Il pose ses lèvres contre celle de la Kerausienne.
Asal sent son énergie prendre encore plus de puissance. Elle irradie son corps, fait bouillir son sang, vibrer tout ses muscles, toutes ses cellules. Elle s'empare de Thane, traversant ses vaisseaux sanguins, se frayant un chemin dans tous les recoins de son corps. Le prince lui appartient.
**
La fille de la foudre et le prince sont allongés côte à côte sur une épaisse couverture au bord du lac. La douce brise vient jouer dans leurs cheveux. Tournés l'un vers l'autre, ils s'observent depuis plusieurs minutes, en silence. Quelques oiseaux viennent briser cette quiétude avec leurs chants puissants. Le regard de Thane est adoucit par les rayons légers du soleil. Son pouce vient caresser délicatement la joue d'Asal.
- Est-ce vraiment réel ? demande-t-elle d'une voix tremblante.
- Rien n'a jamais été plus réel que cet instant, souffle-t-il.

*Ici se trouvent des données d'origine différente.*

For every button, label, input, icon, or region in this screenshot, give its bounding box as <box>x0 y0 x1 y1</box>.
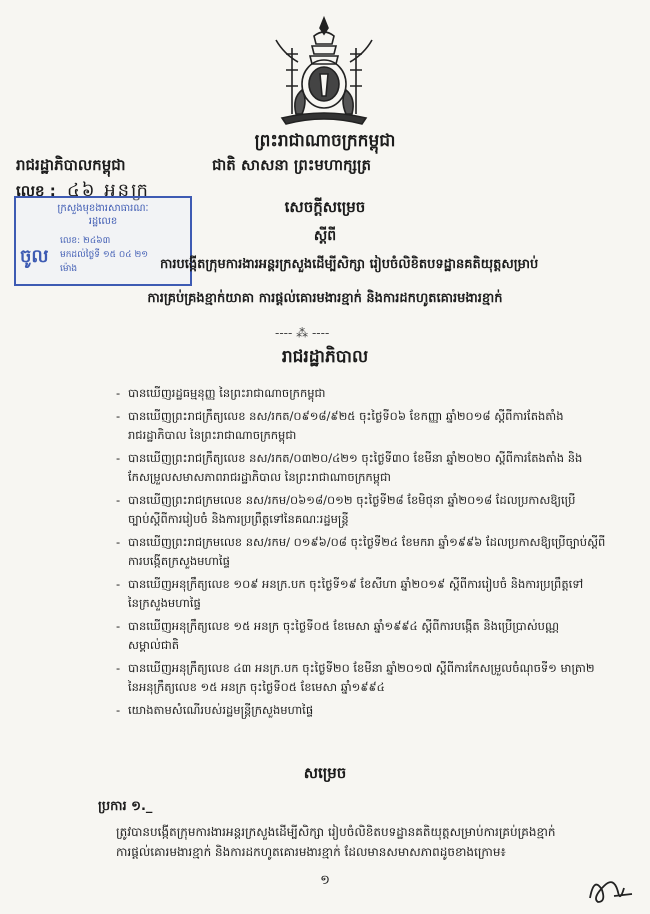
handwritten-initials-icon <box>584 868 636 908</box>
list-item-text: បានឃើញព្រះរាជក្រឹត្យលេខ នស/រកត/០៩១៨/៩២៥ ចុះថ្ងៃទី០៦ ខែកញ្ញា ឆ្នាំ២០១៨ ស្តីពីការតែងតាំង រាជរដ្ឋាភិបាល នៃព្រះរាជាណាចក្រកម្ពុជា <box>128 409 564 442</box>
kingdom-title: ព្រះរាជាណាចក្រកម្ពុជា <box>254 131 396 151</box>
ministry-name: រាជរដ្ឋាភិបាលកម្ពុជា <box>16 156 126 174</box>
list-item-text: បានឃើញអនុក្រឹត្យលេខ ១០៩ អនក្រ.បក ចុះថ្ងៃទី១៩ ខែសីហា ឆ្នាំ២០១៩ ស្តីពីការរៀបចំ និងការប្រព្រឹត្តទៅ នៃក្រសួងមហាផ្ទៃ <box>128 577 584 610</box>
stamp-line-number: លេខ: ២៤៦៣ <box>60 236 111 246</box>
stamp-title: ក្រសួងមុខងារសាធារណៈ រដ្ឋលេខ <box>57 203 149 227</box>
title-line-2: ការគ្រប់គ្រងខ្មាក់យាគា ការផ្តល់គោរមងារខ្មាក់ និងការដកហូតគោរមងារខ្មាក់ <box>147 291 503 306</box>
section-divider: ---- ⁂ ---- <box>275 326 330 340</box>
list-item: - យោងតាមសំណើរបស់រដ្ឋមន្ត្រីក្រសួងមហាផ្ទៃ <box>116 701 636 720</box>
list-item: - បានឃើញព្រះរាជក្រឹត្យលេខ នស/រកត/០៩១៨/៩២៥ ចុះថ្ងៃទី០៦ ខែកញ្ញា ឆ្នាំ២០១៨ ស្តីពីការតែងតាំង រាជរដ្ឋាភិបាល នៃព្រះរាជាណាចក្រកម្ពុជា <box>116 407 636 445</box>
list-item: - បានឃើញអនុក្រឹត្យលេខ ១០៩ អនក្រ.បក ចុះថ្ងៃទី១៩ ខែសីហា ឆ្នាំ២០១៩ ស្តីពីការរៀបចំ និងការប្រព្រឹត្តទៅ នៃក្រសួងមហាផ្ទៃ <box>116 575 636 613</box>
title-line-1: ការបង្កើតក្រុមការងារអន្តរក្រសួងដើម្បីសិក្សា រៀបចំលិខិតបទដ្ឋានគតិយុត្តសម្រាប់ <box>160 257 539 272</box>
list-item: - បានឃើញព្រះរាជក្រឹត្យលេខ នស/រកត/០៣២០/៤២១ ចុះថ្ងៃទី៣០ ខែមីនា ឆ្នាំ២០២០ ស្តីពីការតែងតាំង និង កែសម្រួលសមាសភាពរាជរដ្ឋាភិបាល នៃព្រះរាជាណាចក្រកម្ពុជា <box>116 449 636 487</box>
title-about: ស្តីពី <box>313 228 337 244</box>
list-item-text: បានឃើញរដ្ឋធម្មនុញ្ញ នៃព្រះរាជាណាចក្រកម្ពុជា <box>128 386 326 400</box>
page-number: ១ <box>320 873 330 888</box>
government-heading: រាជរដ្ឋាភិបាល <box>281 347 369 367</box>
list-item-text: យោងតាមសំណើរបស់រដ្ឋមន្ត្រីក្រសួងមហាផ្ទៃ <box>128 703 314 717</box>
article-1-text: ត្រូវបានបង្កើតក្រុមការងារអន្តរក្រសួងដើម្បីសិក្សា រៀបចំលិខិតបទដ្ឋានគតិយុត្តសម្រាប់ការគ្រប់គ្រងខ្មាក់ ការផ្តល់គោរមងារខ្មាក់ និងការដកហូតគោរមងារខ្មាក់ ដែលមានសមាសភាពដូចខាងក្រោម៖ <box>116 825 556 859</box>
list-item: - បានឃើញព្រះរាជក្រមលេខ នស/រកម/០៦១៨/០១២ ចុះថ្ងៃទី២៨ ខែមិថុនា ឆ្នាំ២០១៨ ដែលប្រកាសឱ្យប្រើ ច្បាប់ស្តីពីការរៀបចំ និងការប្រព្រឹត្តទៅនៃគណៈរដ្ឋមន្ត្រី <box>116 491 636 529</box>
list-item: - បានឃើញអនុក្រឹត្យលេខ ៤៣ អនក្រ.បក ចុះថ្ងៃទី២០ ខែមីនា ឆ្នាំ២០១៧ ស្តីពីការកែសម្រួលចំណុចទី១ មាត្រា២ នៃអនុក្រឹត្យលេខ ១៥ អនក្រ ចុះថ្ងៃទី០៥ ខែមេសា ឆ្នាំ១៩៩៤ <box>116 659 636 697</box>
stamp-line-time: ម៉ោង <box>60 264 78 274</box>
royal-emblem-icon <box>262 14 386 126</box>
article-1-label: ប្រការ ១._ <box>98 799 153 814</box>
list-item-text: បានឃើញព្រះរាជក្រមលេខ នស/រកម/០៦១៨/០១២ ចុះថ្ងៃទី២៨ ខែមិថុនា ឆ្នាំ២០១៨ ដែលប្រកាសឱ្យប្រើ ច្បាប់ស្តីពីការរៀបចំ និងការប្រព្រឹត្តទៅនៃគណៈរដ្ឋមន្ត្រី <box>128 493 576 526</box>
list-item-text: បានឃើញអនុក្រឹត្យលេខ ១៥ អនក្រ ចុះថ្ងៃទី០៥ ខែមេសា ឆ្នាំ១៩៩៤ ស្តីពីការបង្កើត និងប្រើប្រាស់បណ្ណ សម្គាល់ជាតិ <box>128 619 560 652</box>
national-motto: ជាតិ សាសនា ព្រះមហាក្សត្រ <box>212 156 371 174</box>
list-item-text: បានឃើញអនុក្រឹត្យលេខ ៤៣ អនក្រ.បក ចុះថ្ងៃទី២០ ខែមីនា ឆ្នាំ២០១៧ ស្តីពីការកែសម្រួលចំណុចទី១ មាត្រា២ នៃអនុក្រឹត្យលេខ ១៥ អនក្រ ចុះថ្ងៃទី០៥ ខែមេសា ឆ្នាំ១៩៩៤ <box>128 661 595 694</box>
list-item: - បានឃើញព្រះរាជក្រមលេខ នស/រកម/ ០១៩៦/០៨ ចុះថ្ងៃទី២៤ ខែមករា ឆ្នាំ១៩៩៦ ដែលប្រកាសឱ្យប្រើច្បាប់ស្តីពី ការបង្កើតក្រសួងមហាផ្ទៃ <box>116 533 636 571</box>
list-item: - បានឃើញរដ្ឋធម្មនុញ្ញ នៃព្រះរាជាណាចក្រកម្ពុជា <box>116 384 636 403</box>
document-number-label: លេខ : <box>16 182 56 200</box>
considerations-list <box>116 384 636 724</box>
decision-heading: សម្រេច <box>303 764 347 782</box>
document-type: សេចក្តីសម្រេច <box>284 198 366 216</box>
list-item-text: បានឃើញព្រះរាជក្រឹត្យលេខ នស/រកត/០៣២០/៤២១ ចុះថ្ងៃទី៣០ ខែមីនា ឆ្នាំ២០២០ ស្តីពីការតែងតាំង និង កែសម្រួលសមាសភាពរាជរដ្ឋាភិបាល នៃព្រះរាជាណាចក្រកម្ពុជា <box>128 451 583 484</box>
list-item-text: បានឃើញព្រះរាជក្រមលេខ នស/រកម/ ០១៩៦/០៨ ចុះថ្ងៃទី២៤ ខែមករា ឆ្នាំ១៩៩៦ ដែលប្រកាសឱ្យប្រើច្បាប់ស្តីពី ការបង្កើតក្រសួងមហាផ្ទៃ <box>128 535 606 568</box>
document-number-value: ៤៦ អនក្រ <box>67 180 150 201</box>
list-item: - បានឃើញអនុក្រឹត្យលេខ ១៥ អនក្រ ចុះថ្ងៃទី០៥ ខែមេសា ឆ្នាំ១៩៩៤ ស្តីពីការបង្កើត និងប្រើប្រាស់បណ្ណ សម្គាល់ជាតិ <box>116 617 636 655</box>
stamp-line-date: មកដល់ថ្ងៃទី ១៥ ០៤ ២១ <box>60 250 149 260</box>
stamp-side-label: ចូល <box>20 246 49 267</box>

- C'était tellement dur sans toi, tout a été tellement difficile... lâche Asal, des larmes roulant le long de son visage.
Thane vient essuyer les joues d'Asal.
- Chut... Tout va mieux maintenant. Tout sera mieux.
Il se rapproche d'elle, leurs visages ne sont qu'à quelques centimètres l'un de l'autre.
- Cela fait un moment que je t'attends ici... Je rêve depuis tellement de temps de passer l'éternité avec toi.